Com peito estufado de orgulho, um sorriso que não saía dos lábios, Ana Lídia, 28 anos, repetiu várias vezes “Isso aqui é oportunidade”, fazendo referência ao projeto “História e Memória”, desenvolvido pelo Tribunal de Justiça do Acre (TJAC), que fornece vaga de trabalho na gestão documental com o acervo de processos físicos a mulheres em situação de vulnerabilidade, egressas do sistema penal e vítimas de violência doméstica.
A iniciativa é realizada há um ano e integra várias políticas judiciárias desenhadas pelo Conselho Nacional de Justiça (CNJ) e implantadas pelo Judiciário acreano, como Gestão de Memória e Documental (Resolução n.º 324/2020), promove empregabilidade dentro do Programa Fazendo Justiça e Pena Justa, assim como fornece o atendimento do Centro de Atenção às Vítimas de Crimes e Atos Infracionais (Ceavi).
No Projeto, o objetivo de garantir oportunidade e inclusão social se traduz em transformações de vida e promoção de esperança para mulheres quando se contratam reeducandas e vítimas de violência doméstica, em situação de vulnerabilidade, para a realização do descarte e da digitalização da documentação de processos físicos, como observou a juíza auxiliar da Presidência do TJAC, Zenice Cardozo.:
“Mais que um projeto de gestão documental, é uma iniciativa de transformação social. É a prova de que é possível fazer uma Administração Pública mais eficiente, sem perder de vista aquilo que realmente importa, que são as pessoas. Nosso presidente, desembargador Laudivon Nogueira, sempre diz isso, que o que realmente importa são as pessoas. Então, cuidar da memória é também cuidar do futuro. E esse futuro começa agora, com inclusão, dignidade e oportunidade”.

Escola abraça e Justiça dá responsabilidade
Ana Lídia conta que ficou quase três anos tentando emprego depois que saiu da prisão, mas não conseguia.
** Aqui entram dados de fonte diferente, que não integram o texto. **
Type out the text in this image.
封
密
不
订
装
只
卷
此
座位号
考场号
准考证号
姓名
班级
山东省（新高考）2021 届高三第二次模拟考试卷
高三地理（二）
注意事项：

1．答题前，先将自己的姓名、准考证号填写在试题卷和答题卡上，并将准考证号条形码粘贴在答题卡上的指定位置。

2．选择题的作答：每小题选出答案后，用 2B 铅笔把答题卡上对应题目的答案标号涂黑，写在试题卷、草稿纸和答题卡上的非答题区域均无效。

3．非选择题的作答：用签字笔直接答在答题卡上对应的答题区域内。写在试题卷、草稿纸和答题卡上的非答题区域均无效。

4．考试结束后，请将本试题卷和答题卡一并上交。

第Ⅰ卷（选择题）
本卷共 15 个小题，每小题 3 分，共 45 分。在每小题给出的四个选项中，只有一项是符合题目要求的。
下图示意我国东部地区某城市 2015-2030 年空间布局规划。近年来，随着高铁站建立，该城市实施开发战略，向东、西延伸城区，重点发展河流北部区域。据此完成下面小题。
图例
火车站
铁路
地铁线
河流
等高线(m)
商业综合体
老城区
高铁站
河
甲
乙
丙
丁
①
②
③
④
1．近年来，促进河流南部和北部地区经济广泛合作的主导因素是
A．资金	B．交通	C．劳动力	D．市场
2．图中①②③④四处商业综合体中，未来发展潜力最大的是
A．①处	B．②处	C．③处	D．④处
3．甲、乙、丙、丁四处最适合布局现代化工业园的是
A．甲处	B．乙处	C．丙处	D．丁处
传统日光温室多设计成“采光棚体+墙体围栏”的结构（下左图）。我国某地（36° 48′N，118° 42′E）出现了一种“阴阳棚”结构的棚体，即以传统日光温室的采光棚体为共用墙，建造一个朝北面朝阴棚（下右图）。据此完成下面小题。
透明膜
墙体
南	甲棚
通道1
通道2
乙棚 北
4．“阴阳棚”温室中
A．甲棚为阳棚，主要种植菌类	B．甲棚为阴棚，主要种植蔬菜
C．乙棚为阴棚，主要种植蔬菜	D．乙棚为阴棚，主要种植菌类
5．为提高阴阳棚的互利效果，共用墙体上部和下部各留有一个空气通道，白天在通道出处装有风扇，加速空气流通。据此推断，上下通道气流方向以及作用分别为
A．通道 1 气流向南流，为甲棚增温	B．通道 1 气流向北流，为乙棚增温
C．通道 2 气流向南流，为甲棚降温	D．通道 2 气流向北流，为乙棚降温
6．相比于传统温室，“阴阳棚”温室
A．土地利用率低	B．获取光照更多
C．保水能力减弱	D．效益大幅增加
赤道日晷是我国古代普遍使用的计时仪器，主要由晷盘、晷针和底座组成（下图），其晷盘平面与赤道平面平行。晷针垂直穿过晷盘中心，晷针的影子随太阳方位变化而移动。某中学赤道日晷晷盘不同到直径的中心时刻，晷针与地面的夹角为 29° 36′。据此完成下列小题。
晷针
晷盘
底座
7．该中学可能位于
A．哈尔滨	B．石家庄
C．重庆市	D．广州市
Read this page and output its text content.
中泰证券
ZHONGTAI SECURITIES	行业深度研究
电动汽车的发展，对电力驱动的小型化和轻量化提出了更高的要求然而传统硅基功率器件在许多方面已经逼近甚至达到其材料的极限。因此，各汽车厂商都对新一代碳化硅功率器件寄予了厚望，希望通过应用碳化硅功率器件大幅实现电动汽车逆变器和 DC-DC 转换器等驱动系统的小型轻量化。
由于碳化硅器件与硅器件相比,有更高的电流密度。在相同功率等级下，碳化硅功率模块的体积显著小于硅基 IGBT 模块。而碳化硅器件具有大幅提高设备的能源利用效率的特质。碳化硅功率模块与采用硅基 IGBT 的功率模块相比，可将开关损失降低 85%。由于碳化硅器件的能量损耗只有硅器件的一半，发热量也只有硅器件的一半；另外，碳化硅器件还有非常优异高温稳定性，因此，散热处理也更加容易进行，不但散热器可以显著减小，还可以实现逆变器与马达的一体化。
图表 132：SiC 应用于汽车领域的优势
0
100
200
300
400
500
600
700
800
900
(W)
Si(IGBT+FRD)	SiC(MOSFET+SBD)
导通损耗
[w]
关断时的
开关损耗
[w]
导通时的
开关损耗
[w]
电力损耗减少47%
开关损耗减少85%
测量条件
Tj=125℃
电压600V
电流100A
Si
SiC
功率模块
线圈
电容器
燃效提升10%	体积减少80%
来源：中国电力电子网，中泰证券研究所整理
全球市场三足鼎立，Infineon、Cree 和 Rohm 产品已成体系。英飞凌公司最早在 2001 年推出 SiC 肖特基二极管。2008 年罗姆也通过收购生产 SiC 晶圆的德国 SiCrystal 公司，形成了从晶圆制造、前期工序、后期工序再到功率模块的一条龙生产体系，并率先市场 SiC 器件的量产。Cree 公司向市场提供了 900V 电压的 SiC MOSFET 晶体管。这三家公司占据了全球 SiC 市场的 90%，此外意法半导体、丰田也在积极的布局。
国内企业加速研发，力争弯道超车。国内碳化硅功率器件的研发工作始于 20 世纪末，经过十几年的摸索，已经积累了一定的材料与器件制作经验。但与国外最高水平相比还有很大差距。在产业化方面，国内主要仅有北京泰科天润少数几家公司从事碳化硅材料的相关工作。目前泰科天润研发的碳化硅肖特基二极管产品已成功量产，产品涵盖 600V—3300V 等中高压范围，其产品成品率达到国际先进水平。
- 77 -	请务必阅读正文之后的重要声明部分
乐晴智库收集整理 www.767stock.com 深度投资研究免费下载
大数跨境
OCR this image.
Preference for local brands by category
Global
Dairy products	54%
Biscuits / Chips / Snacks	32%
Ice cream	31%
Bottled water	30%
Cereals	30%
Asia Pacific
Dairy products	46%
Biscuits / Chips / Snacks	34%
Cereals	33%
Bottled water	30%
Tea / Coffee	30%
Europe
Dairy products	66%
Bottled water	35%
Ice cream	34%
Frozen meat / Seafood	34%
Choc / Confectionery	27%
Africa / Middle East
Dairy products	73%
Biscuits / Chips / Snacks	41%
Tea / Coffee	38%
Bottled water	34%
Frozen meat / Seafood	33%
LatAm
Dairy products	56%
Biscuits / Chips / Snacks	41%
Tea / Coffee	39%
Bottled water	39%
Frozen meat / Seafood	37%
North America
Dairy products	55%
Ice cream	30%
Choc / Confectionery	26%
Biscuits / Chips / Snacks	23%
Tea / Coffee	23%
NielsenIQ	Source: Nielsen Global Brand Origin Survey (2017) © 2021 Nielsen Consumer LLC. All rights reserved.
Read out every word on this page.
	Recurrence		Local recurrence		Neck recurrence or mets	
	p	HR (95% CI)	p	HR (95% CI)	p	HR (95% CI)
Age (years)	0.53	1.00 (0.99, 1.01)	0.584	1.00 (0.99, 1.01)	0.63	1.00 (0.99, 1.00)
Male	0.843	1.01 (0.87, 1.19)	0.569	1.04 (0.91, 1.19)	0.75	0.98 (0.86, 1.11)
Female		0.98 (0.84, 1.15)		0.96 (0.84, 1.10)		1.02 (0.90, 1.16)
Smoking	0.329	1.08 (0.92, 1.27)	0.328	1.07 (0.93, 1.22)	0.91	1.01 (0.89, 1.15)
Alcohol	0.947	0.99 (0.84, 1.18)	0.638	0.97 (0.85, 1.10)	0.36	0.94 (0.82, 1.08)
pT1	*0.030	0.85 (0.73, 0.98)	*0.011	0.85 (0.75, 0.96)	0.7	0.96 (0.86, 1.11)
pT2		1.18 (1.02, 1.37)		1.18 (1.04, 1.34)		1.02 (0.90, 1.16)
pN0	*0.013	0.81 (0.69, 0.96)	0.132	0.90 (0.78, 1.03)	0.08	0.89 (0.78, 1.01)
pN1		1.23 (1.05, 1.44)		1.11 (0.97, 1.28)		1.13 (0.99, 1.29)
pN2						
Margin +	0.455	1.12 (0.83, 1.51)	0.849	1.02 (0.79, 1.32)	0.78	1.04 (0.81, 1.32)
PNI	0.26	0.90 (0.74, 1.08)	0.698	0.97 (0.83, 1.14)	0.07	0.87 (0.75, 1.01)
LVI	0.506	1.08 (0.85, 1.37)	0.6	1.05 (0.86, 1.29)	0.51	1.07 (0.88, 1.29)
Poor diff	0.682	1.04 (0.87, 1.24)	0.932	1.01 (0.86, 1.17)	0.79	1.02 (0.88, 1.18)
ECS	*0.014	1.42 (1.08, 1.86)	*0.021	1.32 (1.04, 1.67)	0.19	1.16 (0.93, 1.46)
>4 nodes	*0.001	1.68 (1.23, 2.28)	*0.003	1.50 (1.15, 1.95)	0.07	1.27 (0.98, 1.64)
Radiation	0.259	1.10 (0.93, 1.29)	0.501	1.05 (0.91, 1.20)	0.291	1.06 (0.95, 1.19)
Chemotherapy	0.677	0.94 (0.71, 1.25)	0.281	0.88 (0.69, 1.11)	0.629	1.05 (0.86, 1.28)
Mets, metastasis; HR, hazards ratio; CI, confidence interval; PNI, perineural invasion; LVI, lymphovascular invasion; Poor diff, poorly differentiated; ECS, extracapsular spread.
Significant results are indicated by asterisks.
Então, foi acolhida na Educação, matriculando-se na escola para finalizar o Ensino Médio. “No ano de 2021, por erros meus, eu fui presa e, em 2024, eu saí. Quando eu saí, não vi oportunidades para mim aqui fora, para trabalhar. Comecei a estudar e vi ali que, pelo menos, a escola me abraçava. Fiz currículos, cursos, tentando procurar um emprego, deixei em comércio, loja, e, mesmo assim, não consegui trabalhar. Eu acho que é um desafio para todas que saem do sistema e não têm apoio da sociedade para trabalhar”.
Um dos critérios para participar do projeto é estar matriculada no Ensino Médio, para incentivar que as participantes retomem e concluam seus estudos e tenham outras chances. Ana sonha em fazer faculdade; por enquanto, pensa em Pedagogia.
Ela, que completa um mês na gestão nesta semana, também reconhece sua responsabilidade em honrar seu local de trabalho. “A gente sabe que é uma responsabilidade muito grande que temos, porque estamos na Cidade da Justiça e temos deveres e responsabilidades a cumprir aqui dentro. E eu estou aqui tentando melhorar cada dia mais e ver se consigo me ressocializar, me readaptar. É gratificante. Eu tinha uma meta para mim: poder acordar cedo, ir trabalhar e voltar; era tudo que eu queria. E hoje eu tô vivenciando isso e estou muito feliz, é uma oportunidade incrível”.
Nem acredito que podia
O setor tem sete mulheres contratadas que recebem uma bolsa de auxílio. O expediente é de quatro horas diárias, de segunda à sexta-feira. Ao iniciar elas passam por um treinamento sobre a organização dos documentos para digitalização, com retirada de ferragem, limpeza do papel e catalogação do material. Atualmente o serviço consiste em fazer a triagem do que é arquivo permanente e o que vai para o descarte.
A seleção das participantes é feita pelo Centro de Atenção às Vítimas de Crimes e Atos Infracionais (Ceavi), que recebe indicações da equipe psicossocial do Instituto de Administração Penitenciária do Acre (Iapen/AC). E a Coordenadoria de Gestão de Memória e Arquivos (Cogma) acompanha e supervisiona o trabalho realizado.
Outra que também foi contratada recentemente foi Lucilene Pereira da Silva, 26 anos. Ela ainda está incrédula de ter conseguido emprego e ainda mais dentro da Cidade da Justiça. “Eu nem acredito que estou trabalhando aqui na Cidade da Justiça. É um sonho, eu achava que eu ia tá varrendo rua, que eu ia tá limpando banheiro, porque a sociedade pensa que quem usa tornozeleira só tem oportunidade de serviços gerais. E eu estaria feliz mesmo, muito feliz em trabalhar com serviços gerais, mas nessa oportunidade aqui, nem acredito que podia”.